Beyond Point Masses

From particles to fields

Real gravitational anomalies are rarely points — ore bodies, voids, aquifers, anything extended. The same machinery handles them: replace the point-mass forward model with one that integrates the potential over a continuous profile. Here, a Gaussian density with three parameters — center \(\mu\), width \(\sigma\), and peak amplitude \(A\) — and the identical particle filter on top.

The density demo. Left: true vs inferred density profile. Center: the clock rates both produce. Right: convergence of all three parameters.

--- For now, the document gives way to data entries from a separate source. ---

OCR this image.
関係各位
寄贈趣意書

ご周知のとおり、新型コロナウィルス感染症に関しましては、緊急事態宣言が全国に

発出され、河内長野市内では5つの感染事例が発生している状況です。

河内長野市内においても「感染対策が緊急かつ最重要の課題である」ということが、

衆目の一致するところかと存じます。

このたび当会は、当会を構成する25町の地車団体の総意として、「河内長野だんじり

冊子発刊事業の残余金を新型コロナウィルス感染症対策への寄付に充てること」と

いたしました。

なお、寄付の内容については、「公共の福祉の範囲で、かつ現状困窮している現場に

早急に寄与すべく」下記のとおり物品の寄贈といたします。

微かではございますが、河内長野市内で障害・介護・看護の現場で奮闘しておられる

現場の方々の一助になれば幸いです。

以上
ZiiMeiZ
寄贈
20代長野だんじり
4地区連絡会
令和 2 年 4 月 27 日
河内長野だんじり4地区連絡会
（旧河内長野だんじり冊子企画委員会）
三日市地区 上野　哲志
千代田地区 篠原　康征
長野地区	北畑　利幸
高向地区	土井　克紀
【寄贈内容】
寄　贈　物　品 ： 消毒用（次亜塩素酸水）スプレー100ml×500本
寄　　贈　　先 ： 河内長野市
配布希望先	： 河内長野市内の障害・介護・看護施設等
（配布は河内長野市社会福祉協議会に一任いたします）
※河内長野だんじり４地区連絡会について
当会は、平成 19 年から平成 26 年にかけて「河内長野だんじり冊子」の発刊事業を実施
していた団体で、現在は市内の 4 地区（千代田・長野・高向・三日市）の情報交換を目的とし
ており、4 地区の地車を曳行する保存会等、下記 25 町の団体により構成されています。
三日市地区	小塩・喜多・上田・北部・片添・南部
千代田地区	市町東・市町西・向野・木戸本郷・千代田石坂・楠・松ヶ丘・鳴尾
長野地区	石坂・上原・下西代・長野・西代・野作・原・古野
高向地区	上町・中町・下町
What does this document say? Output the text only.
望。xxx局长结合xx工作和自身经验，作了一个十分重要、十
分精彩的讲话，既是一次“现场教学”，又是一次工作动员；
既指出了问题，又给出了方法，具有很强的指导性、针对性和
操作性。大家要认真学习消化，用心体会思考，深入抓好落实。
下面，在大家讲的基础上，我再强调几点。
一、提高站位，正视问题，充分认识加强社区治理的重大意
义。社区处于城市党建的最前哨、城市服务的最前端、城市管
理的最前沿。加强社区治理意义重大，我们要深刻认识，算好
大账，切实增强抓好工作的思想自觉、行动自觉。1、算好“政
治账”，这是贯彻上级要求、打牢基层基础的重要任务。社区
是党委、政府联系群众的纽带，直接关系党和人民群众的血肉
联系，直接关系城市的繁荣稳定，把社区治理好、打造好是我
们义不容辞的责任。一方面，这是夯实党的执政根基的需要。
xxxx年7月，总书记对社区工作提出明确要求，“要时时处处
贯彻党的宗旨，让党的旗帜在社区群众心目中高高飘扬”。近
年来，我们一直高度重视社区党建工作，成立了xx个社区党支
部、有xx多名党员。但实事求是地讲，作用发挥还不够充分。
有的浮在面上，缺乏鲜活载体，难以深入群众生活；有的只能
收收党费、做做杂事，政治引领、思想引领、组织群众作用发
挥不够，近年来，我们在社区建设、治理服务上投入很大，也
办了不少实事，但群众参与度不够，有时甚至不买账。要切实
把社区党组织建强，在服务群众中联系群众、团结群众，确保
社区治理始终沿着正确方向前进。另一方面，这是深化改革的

What spreading the mass does to clocks

Code
import matplotlib.pyplot as plt
import numpy as np
from clocks import ClockArray, MassConfig, clock_rates, clock_rates_density_gaussian

xs = np.linspace(-8, 8, 200).reshape(-1, 1)
dense = ClockArray(positions=xs, track_offset=1.0)
total_mass = 0.8

fig, ax = plt.subplots()
point = MassConfig(positions=np.array([[1.5]]), masses=np.array([total_mass]))
ax.plot(xs[:, 0], clock_rates(point, dense), label="point mass", color="black")
for sigma, color in [(0.5, "steelblue"), (2.0, "lightcoral")]:
    amplitude = total_mass / (sigma * np.sqrt(2 * np.pi))
    rates = clock_rates_density_gaussian(
        np.array([1.5, sigma, amplitude]), dense
    )
    ax.plot(xs[:, 0], rates, label=f"Gaussian, σ = {sigma}", color=color)
ax.set_xlabel("clock position")
ax.set_ylabel("tick rate")
ax.legend()
plt.close(fig)
fig

A point mass vs Gaussian profiles of equal total mass at two widths. Spreading the mass flattens and broadens the dip in tick rates.

A new degeneracy

Look back at the demo figure’s left panel: the inferred profile and the true one disagree visibly — yet the center panel shows their clock rates matching almost perfectly. The center \(\mu\) localizes well, but \(\sigma\) and \(A\) trade off along a ridge: a wider, weaker profile and a narrower, denser one can produce nearly identical potentials at a handful of clock positions. This is the mass–distance degeneracy, reborn one level up. The library’s covariance-shaped jitter mode exists for exactly this kind of correlated posterior — it lets the particle cloud slide along the ridge instead of scattering off it.

NoteWhere this could go

The repo’s someday-maybe list sketches the next steps: a special-relativity velocity term so SR and GR compete the way they do for real GPS satellites, an MCMC rejuvenation step to make the filter exactly posterior-preserving, and an in-browser interactive version — the inference engine is pure numpy/scipy, which Pyodide already supports.